If you are to remain in business after divorce, there are inherent risks to your future in the company that may never have been considered during the marriage.
In some cases, the husband or the wife may be concerned about their ability to secure sufficiently lucrative employment elsewhere, such as if they have been working in the family business for many years with little experience outside of the company.
Equally, you may be close to retirement and not wishing to change the status quo.
You may consider your separation to be amicable and consider that you can continue an effective professional relationship together.
If circumstances arise such that you will remain in business together, ensuring that your role in the business is sufficiently protected on divorce is paramount.
It may be that the company articles of association need to be amended, and consideration will need to be given as to whether you should enter into a new or amended shareholders agreement.
For example, you must agree on issues such as when shares can be transferred or issued, how a director can be terminated, and how new directors can be appointed.

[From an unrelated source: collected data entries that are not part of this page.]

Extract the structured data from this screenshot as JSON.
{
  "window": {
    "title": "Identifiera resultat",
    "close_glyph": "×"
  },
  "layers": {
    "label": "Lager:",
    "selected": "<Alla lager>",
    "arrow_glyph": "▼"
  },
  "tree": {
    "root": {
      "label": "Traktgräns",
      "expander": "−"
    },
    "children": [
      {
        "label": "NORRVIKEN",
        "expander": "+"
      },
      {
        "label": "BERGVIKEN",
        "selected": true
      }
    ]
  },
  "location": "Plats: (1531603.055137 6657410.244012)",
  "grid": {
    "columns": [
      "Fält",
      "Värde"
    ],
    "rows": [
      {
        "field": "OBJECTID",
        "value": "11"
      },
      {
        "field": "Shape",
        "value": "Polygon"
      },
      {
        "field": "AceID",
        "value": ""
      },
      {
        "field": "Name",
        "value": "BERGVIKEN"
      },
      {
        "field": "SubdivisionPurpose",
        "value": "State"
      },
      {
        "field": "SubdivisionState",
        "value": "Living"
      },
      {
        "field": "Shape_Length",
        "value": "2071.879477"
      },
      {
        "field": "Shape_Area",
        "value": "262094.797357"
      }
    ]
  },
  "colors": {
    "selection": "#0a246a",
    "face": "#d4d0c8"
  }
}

If you are equal shareholders and directors, it is important to try and protect against a risk of deadlock in decision-making, where decisions will require both of you to agree.
The likelihood of reaching a deadlock on decision-making will likely increase after divorce, where you may have more conflicting objectives.
Therefore, consideration needs to be given to how decision-making will be handled so it does not jeopardise the success and effective running of the business moving forward.
If you are co-directors of the company, you must ensure that your entitlement to pay, benefits and holidays are protected more formally than may have been necessary during the marriage, such as by entering into director's service contracts setting out your entitlement.